Insurers say they face a growing tide of claims while repairs are much more costly following a steep rise in car prices, and especially secondhand cars, forcing them to make larger payouts. Higher energy charges, paint prices and courtesy-car costs are also factors pushing up the price of repairs.
Which? says customers are encouraging higher renewal prices by not shopping around. GlobalData’s 2022 UK Insurance Consumer Survey found that only 28.8% of car insurance customers had switched insurer at renewal (down from 30.7% in 2021).
Telecoms
Britain’s biggest mobile and broadband companies added to the financial pain this spring with the biggest round of price rises for more than 30 years.
Most providers link annual increases to inflation, regardless of whether a customer is part-way through a contract. During the pandemic, when inflation was near zero, they added 3.9 percentage points on top, arguing the measure was vital to keep investing in services as broadband and mobile demand boomed.
However, analysis by the Guardian found that six companies controlling most of the telecoms market kept the 3.9 percentage point surcharge in place this spring – when inflation was surging – meaning consumers faced bill increases of up to 17.3%.
The charges have generated billions of pounds in extra revenue for providers, according to estimates by the price comparison website Uswitch, while hitting the average customer with an annual bill increase of £222 for broadband and £114 for mobile.
Chancellor Jeremy Hunt raised the issue in Downing Street talks with regulators last week. However, the government is under pressure to take further action. Labour has called for the practice to be banned.
Food
Research from Which? suggests soaring grocery prices are worsening the mental health of one in four people across Britain. According to a survey, the rising price of food was also having a negative effect on sleep, diet and overall physical health.
The British Retail Consortium said last week that its measure of shop prices showed that fresh-food inflation slowed to 15.7% in June, down from 17.2% in May.
The producers of fresh food have complained that rocketing prices of fertiliser and feedstuffs for animals in the early part of the pandemic were replaced by high energy prices and high wages paid to a declining number of workers prepared to stay in agriculture.
Milk was among many items to soar in price.

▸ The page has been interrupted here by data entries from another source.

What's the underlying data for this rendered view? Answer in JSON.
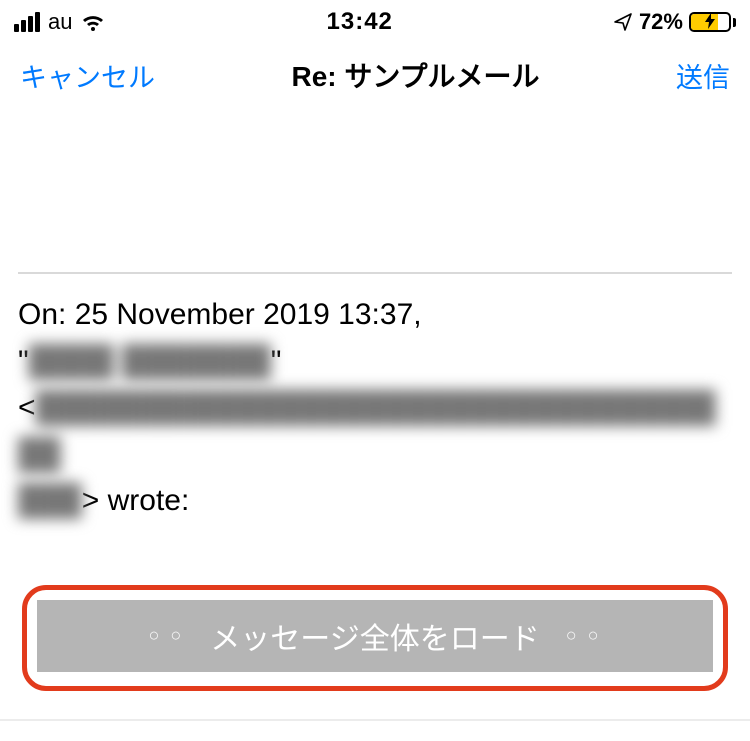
{
  "status": {
    "carrier": "au",
    "time": "13:42",
    "battery_pct": 72,
    "battery_text": "72%"
  },
  "nav": {
    "cancel": "キャンセル",
    "title": "Re: サンプルメール",
    "send": "送信"
  },
  "quoted": {
    "line1_prefix": "On: 25 November 2019 13:37,",
    "line2_open_quote": "\"",
    "line2_name_blur": "████ ███████",
    "line2_close_quote": "\"",
    "line3_open": "<",
    "line3_email_blur": "██████████████████████████████████",
    "line4_blur": "███",
    "line4_close": "> wrote:"
  },
  "load_button": {
    "label": "メッセージ全体をロード",
    "dots": "○ ○"
  }
}
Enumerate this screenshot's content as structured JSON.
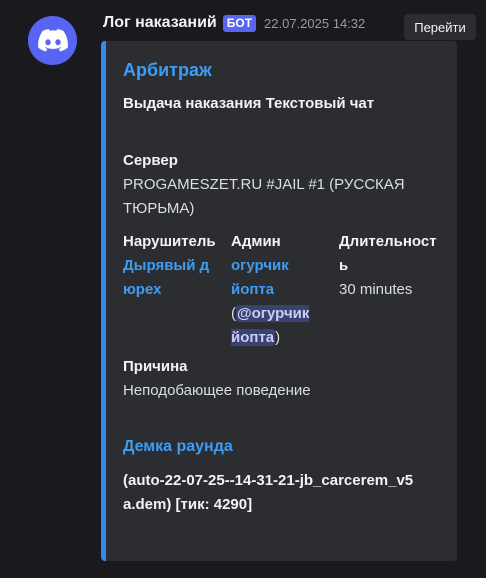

UBS Wealth Management chief economist Paul Donovan said the usual practice adopted by supermarkets and convenience stores of absorbing increases in milk-production costs was set aside earlier this year.
A 33% increase in farm gate prices in February on a year earlier translated into a 43% increase in the retail price of milk, a trend that was maintained until last month when supermarkets started to cut dairy food prices, though convenience stores have in the main kept the price of these products at the previously higher levels.